Mr Hain pointed out that May's referendum vote on a change from first-past-the-post to an alternative vote for Westminster general elections received a resounding no, which could clear the way for change in Wales. Mr Hain campaigned for a Yes vote in the referendum.
"The only acceptable option given the AV referendum result is to have all AMs elected by first-past-the-post, and we believe that each of the 30 new constituencies should elect two AMs by that system," he added.
"I think in retrospect we have to accept that we got it wrong when we set up the assembly with a two-tier electoral system that has two kinds of AM, and it should now be changed.
"We believe the only change that would be possible without a further referendum or general election manifesto commitment is a change to first past the post.
"The case for AV at Westminster level was defeated by a thumping majority for first-past-the-post. This is the only voting system that commands cross-party and public support in Wales."
Mr Hain denied that the proposal was a bid to strengthen Labour's grip in Wales. The party is running the Welsh Government single-handedly after winning half the seats in the Senedd at May's assembly elections.

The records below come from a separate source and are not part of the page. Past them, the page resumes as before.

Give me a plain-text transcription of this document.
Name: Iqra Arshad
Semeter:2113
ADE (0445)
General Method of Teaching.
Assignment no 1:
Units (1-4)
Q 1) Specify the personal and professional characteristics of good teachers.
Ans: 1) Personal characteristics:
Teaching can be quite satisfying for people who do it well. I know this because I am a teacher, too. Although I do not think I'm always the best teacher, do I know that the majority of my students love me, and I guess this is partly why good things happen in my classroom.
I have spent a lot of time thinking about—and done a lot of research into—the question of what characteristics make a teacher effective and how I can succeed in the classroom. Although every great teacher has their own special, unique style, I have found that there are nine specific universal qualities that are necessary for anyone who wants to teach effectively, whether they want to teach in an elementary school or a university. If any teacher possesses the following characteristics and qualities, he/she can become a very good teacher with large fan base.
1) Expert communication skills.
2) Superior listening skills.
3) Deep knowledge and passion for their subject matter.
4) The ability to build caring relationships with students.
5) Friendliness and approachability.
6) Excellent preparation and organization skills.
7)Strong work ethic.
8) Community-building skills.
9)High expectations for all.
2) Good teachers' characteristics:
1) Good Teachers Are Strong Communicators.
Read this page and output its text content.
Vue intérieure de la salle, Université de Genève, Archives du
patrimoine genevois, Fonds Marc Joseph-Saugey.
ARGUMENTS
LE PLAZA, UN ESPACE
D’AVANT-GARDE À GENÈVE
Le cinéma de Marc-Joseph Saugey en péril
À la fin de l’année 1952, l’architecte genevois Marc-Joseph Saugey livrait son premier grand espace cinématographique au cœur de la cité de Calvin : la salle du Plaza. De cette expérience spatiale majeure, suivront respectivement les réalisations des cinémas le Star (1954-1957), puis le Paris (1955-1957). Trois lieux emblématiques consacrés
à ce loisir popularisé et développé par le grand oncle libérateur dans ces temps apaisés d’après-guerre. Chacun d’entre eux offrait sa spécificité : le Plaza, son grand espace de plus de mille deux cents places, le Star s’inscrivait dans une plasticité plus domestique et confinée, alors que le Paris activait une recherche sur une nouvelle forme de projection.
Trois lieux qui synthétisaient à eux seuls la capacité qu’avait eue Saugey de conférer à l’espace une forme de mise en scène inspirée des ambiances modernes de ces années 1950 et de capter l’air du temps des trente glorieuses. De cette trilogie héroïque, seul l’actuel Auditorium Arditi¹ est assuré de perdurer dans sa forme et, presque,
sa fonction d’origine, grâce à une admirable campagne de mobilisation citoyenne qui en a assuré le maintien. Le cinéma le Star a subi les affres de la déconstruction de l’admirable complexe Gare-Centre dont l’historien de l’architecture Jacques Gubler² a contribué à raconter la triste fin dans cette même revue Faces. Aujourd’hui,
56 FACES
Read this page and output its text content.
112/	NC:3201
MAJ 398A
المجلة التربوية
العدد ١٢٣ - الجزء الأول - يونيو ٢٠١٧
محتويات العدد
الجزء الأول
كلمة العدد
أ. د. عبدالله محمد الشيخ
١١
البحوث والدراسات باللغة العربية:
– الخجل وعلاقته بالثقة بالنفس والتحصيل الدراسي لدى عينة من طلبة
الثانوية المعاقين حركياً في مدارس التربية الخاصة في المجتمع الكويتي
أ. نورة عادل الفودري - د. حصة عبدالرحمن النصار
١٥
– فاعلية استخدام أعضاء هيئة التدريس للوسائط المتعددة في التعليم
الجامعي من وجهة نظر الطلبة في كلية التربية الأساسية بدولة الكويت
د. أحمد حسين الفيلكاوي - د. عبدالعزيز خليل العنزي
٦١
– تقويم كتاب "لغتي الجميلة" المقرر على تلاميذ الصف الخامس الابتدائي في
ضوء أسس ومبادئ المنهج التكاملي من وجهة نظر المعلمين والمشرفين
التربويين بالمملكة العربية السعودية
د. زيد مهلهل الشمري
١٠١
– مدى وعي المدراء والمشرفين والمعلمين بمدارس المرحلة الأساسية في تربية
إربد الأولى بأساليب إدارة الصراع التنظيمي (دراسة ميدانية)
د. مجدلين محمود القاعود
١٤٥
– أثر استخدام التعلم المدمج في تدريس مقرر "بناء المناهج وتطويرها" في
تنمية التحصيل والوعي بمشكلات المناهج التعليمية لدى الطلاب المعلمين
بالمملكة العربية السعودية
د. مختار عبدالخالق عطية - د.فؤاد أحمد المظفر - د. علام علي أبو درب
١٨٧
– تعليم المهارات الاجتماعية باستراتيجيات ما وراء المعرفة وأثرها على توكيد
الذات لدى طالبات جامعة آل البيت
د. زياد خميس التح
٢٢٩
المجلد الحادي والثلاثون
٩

He said: "In the end it's not about who wins and who loses, it's about accepting the verdict of the electorate and they were clear in this referendum."
But former Plaid Cymru AM Helen Mary Jones claimed the plans were "self interest".
"This is party political motivated and to be completely honest, he should be ashamed of himself and if Carwyn Jones and the Labour AMs are backing him in this, then I think it's really disappointing," she said.
"If you go to a first-past-the-post system, we all know that you can get governments elected with overall majorities on less than a third of the votes.
"I don't think that's fair and I don't think the majority of the Welsh people would think that's fair.
"I think there is an argument for seats having the same boundaries... but it doesn't mean you have to go for the same voting system where the votes of two-thirds of the voters very often don't count for anything.
"If we are going to change the system and go for the seats having at Westminster having the same pattern as the seats at the assembly, there is an alternative to what Peter Hain is suggesting.
"You have 30 first-past-the-post constituencies and 30 list seats which would make the current system fairer and more proportional."
Liberal Democrat AM Peter Black said: "Peter Hain has supported voting reform all his life and now he and his Labour colleagues are proposing to make Wales less democratic and less accountable to the Welsh people.
"Labour has now given up any pretension they once had to be a party of democratic reform."